A new report from the University of Columbia Mailman School of Public Health revealed that high levels of uranium were detectable in two thirds of community water systems. Many in Brown neighborhoods.
“We’re interested in understanding the health consequences of these chronic low-level exposures from our public drinking water systems across the U.S.,” said Annie Nigra, a postdoctoral research fellow with Columbia University Mailman School of Public Health’s Department of Environmental Health Sciences. “We want to know, first of all, are there major inequities or inequalities in public drinking water exposures across different types of populations? And two: are those exposures really associated with, you know, adverse health outcomes?

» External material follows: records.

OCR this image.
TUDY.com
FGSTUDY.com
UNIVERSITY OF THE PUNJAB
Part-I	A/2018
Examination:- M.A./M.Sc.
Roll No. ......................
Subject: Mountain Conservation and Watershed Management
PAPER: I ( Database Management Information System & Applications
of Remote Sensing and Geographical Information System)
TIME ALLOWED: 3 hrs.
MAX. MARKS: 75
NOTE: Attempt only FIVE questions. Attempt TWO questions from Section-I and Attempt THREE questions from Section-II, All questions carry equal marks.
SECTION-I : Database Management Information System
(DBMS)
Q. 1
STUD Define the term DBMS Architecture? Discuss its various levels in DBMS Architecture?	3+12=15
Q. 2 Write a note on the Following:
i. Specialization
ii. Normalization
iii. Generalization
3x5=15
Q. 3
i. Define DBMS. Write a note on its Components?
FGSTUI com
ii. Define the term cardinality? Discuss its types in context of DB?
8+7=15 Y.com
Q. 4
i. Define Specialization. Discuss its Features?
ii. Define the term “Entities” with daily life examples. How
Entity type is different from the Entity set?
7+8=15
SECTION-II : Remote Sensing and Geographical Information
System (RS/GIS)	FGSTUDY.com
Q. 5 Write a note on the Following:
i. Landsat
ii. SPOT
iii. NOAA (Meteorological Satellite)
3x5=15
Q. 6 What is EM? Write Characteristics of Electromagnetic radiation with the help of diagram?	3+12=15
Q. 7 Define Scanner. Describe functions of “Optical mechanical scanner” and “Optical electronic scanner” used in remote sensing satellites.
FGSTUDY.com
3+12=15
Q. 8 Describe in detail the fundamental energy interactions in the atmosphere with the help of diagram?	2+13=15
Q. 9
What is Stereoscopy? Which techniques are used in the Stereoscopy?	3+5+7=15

“In order to do that the first thing, what we have to do is create this nationwide database of estimating drinking water exposures across the U.S. and then we can start looking at inequities and exposure and whether these exposures are associated with disease,” continued Nigra.
The report was co-authored by Filippo Ravalli, Kathrin Schilling, Yuanzhi Yu, and Ana Navas-Acien, Columbia University Mailman School of Public Health; Benjamin Bostick and Steven Chillru, Lamont Doherty Earth Observatory, Columbia University; and Anirban Basu, University of London.
According to the report, “Approximately 90% of U.S. residents rely on public drinking water systems, with most residents relying specifically on community water systems that serve the same population year-round. The researchers evaluated six-year EPA review records for antimony, arsenic, barium, beryllium, cadmium, chromium, mercury, selenium, thallium, and uranium to determine if average concentrations exceeded the maximum contaminant levels set by the EPA which regulates levels for six classes of contaminants. This included approximately 13 million records from 139,000 public water systems serving 290 million people annually.”
This isn’t the first rodeo that Brown and Black people have had with what is now known as “environmental racism.”
“Our research group tends to focus on chronic disease like cardiovascular disease. For many of these metals, we know for example, arsenic, uranium, we know that they can be toxic to the cardiovascular and kidney systems.”
Similar issues played a significant role in Black and Brown Americans and Indigenous people having a higher number of COVID deaths.
APM Research Lab, a nonpartisan research group, reported recently that 399 Black have died per 1,000 of COVID and Hispanics died at a 259 per 1,000 rate.
So while the report focused on Hispanics. This group of Americans tended to live in neighborhoods not too far from or within Black neighborhoods.
According to the report, “2.1 percent of community water systems reported average uranium concentrations from 2000 to 2011 in exceedance of the EPA maximum contamination levels, and uranium was frequently detected during compliance monitoring (63% of the time).”
“One of the ways that we tried to look at this potential disparity is by using these previous categorizations of counties and one of those groups is a semi urban, Hispanic group,” said Nigra. “And we found that regardless of whether a water system uses groundwater or surface water, regardless of the state the system is located in and regardless of the size of the system, semi-urban Hispanic counties had higher concentrations of uranium and other bottles compared to all other types of water systems.